Factor D (FD), which is also known as adipsin, is regarded as the first-acting protease of the alternative pathway (AP) of complement. It has been suggested that FD is secreted as a mature enzyme that does not require subsequent activation. This view was challenged when it was shown that mice lacking mannose-binding lectin (MBL)-associated serine protease-1 (MASP-1) and MASP-3 contain zymogenic FD (pro-FD), and it is becoming evident that MASP-3 is implicated in pro-FD maturation.

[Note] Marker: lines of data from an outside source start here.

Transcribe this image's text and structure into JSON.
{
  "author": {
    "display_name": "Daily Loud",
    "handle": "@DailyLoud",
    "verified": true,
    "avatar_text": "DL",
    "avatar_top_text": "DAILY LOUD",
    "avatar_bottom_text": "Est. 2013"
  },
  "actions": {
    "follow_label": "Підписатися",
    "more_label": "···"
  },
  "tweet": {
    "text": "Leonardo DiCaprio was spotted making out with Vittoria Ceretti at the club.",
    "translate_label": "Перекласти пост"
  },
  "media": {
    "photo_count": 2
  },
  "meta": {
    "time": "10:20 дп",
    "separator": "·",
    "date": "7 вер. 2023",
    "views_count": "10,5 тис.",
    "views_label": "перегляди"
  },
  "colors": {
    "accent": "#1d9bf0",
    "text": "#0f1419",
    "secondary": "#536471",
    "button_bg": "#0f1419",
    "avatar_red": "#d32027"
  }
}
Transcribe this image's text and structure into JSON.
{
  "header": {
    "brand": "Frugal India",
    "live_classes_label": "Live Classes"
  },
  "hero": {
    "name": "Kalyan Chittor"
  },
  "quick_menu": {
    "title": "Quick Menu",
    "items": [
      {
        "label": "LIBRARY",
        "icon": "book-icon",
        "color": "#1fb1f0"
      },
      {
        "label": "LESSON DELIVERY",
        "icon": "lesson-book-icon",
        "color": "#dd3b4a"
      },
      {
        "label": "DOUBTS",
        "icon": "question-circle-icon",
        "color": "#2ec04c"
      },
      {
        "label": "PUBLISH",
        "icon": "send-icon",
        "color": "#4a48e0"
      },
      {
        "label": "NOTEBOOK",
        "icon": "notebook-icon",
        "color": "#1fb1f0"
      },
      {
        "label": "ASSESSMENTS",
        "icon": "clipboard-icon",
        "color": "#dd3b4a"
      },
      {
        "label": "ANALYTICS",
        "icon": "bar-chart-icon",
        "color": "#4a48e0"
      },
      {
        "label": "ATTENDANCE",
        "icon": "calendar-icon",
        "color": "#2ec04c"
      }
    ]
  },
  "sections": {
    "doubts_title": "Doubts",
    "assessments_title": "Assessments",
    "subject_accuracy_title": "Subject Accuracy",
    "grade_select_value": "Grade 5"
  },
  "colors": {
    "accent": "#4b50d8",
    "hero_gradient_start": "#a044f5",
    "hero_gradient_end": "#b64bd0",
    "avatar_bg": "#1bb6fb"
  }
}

However, the necessity of MASP-3 for pro-FD cleavage has been questioned, because AP activity is still observed in sera from MASP-1/3-deficient Malpuech-Michels-Mingarelli-Carnevale (3MC) patients. The identification of a novel 3MC patient carrying a previously unidentified MASP-3 G665S mutation prompted us to develop an analytical isoelectric focusing technique that resolves endogenous FD variants in complex samples. This enabled us to show that although 3MC patients predominantly contain pro-FD, they also contain detectable levels of mature FD. Moreover, using isoelectric focusing analysis, we show that both pro-FD and FD are present in the circulation of healthy donors. We characterized the naturally occurring 3MC-associated MASP-3 mutants and found that they all yielded enzymatically inactive proteins. Using MASP-3-depleted human serum, serum from 3MC patients, and Masp1/3-/- mice, we found that lack of enzymatically active MASP-3, or complete MASP-3 deficiency, compromises the conversion of pro-FD to FD. In summary, our observations emphasize that MASP-3 acts as an important maturase in the AP of complement, while also highlighting that there exists MASP-3-independent pro-FD maturation in 3MC patients.